Yun-Fang Juan, CEO/Founder of Fundastic
Small Business Entrepreneur: Making Business Plan
A prevailing opinion in the small business community is that business plans are for dinosaurs and nimble startups no longer need them. When I started Fundastic about a year ago, I listened to this advice and jumped into incorporating my company and started building the product. In the process, I also recruited two co-founders who were on payroll. We found ourselves in a mess only 4 months into the venture. Our originally idea of helping business owners obtain low-cost funding through community sourced capital wasn’t really viable. The company was undercapitalized. The legal fees were piling up. One of my co-founders quit. We ended up pivoting. All our actions didn’t lead to actual progress. We last until today due to sheer determination. If we had planned better, so many mistakes could have been avoided; so much money and agony could have been spared.

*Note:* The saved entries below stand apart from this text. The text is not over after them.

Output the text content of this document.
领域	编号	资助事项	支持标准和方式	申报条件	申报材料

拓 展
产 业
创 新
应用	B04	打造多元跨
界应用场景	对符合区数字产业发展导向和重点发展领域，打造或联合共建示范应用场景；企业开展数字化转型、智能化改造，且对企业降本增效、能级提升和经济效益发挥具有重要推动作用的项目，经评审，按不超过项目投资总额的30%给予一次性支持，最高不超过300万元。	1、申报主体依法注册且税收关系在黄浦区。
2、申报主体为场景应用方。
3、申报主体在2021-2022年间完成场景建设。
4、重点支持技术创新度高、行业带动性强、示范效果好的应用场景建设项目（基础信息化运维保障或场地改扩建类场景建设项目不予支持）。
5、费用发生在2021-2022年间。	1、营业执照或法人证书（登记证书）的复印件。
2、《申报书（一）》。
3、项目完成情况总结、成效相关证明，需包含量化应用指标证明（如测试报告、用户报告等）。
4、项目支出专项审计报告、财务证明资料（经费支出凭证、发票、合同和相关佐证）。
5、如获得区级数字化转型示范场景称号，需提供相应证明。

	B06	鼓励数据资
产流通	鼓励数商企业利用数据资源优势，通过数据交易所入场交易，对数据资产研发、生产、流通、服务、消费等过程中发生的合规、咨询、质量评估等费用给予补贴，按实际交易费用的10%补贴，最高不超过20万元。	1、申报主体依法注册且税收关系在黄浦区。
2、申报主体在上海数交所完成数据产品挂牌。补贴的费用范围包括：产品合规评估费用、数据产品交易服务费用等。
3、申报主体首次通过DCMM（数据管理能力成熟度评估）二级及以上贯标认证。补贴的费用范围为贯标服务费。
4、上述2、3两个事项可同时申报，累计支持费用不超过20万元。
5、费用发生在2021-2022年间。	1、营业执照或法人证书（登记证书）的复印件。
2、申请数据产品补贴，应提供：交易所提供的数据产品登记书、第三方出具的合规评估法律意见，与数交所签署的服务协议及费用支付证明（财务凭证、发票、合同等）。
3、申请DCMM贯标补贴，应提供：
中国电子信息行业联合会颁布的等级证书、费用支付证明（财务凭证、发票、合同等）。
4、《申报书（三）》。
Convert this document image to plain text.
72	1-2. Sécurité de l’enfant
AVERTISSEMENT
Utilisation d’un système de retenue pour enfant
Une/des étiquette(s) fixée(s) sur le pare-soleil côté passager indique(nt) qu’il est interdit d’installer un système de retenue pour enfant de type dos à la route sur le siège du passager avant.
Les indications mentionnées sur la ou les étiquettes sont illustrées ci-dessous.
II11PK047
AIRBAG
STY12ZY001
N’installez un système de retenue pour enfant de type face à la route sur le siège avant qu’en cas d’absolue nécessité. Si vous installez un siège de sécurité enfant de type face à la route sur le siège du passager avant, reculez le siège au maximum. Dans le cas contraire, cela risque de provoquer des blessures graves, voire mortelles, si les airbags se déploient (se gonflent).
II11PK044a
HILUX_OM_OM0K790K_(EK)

Business plans are not about the 200-page document with beautiful graphics. It’s about planning. It’s about business planning and life planning of the entrepreneurs.
Business plans are about putting down the following thoughts on paper:
What is the company/business farm doing?
Why do I want to work on a company like this?
Why am I the right person to start a company like this?
Who are my customers and how do I market to them?
How big is the market and my targeted audience? Who are the competitors? What’s my company’s competitive advantage? What’s the end game if things work out?
What are the startup costs? What does it take to bring my product to the market?
How do I obtain the capital before my business generates enough cash flow to fund itself?
How do I support myself before the company can afford to paying me a living wage?
Even the lean startup movement doesn’t free businesses from this planing process because it takes time and money to bring something to the market people are willing to pay for. Before you quit your day job to work on your startup full-time, you should really go through the list and do some planning. At the very least, figure out how long you can afford not having an income to build your company. It’s all about not flying blind.
As for my company, it is in a much better shape now. We went through the planning process and figured out a long term plan. Things are going to change and we understand it’s a tough long journey to become financially sustainable. But my team and I are on board with all the challenges. That’s the beauty of business plans. It’s all about planning and being mindful of the costs, efforts and uncertainties of starting a successful company. It is so necessary that business planning will never be out of fashion.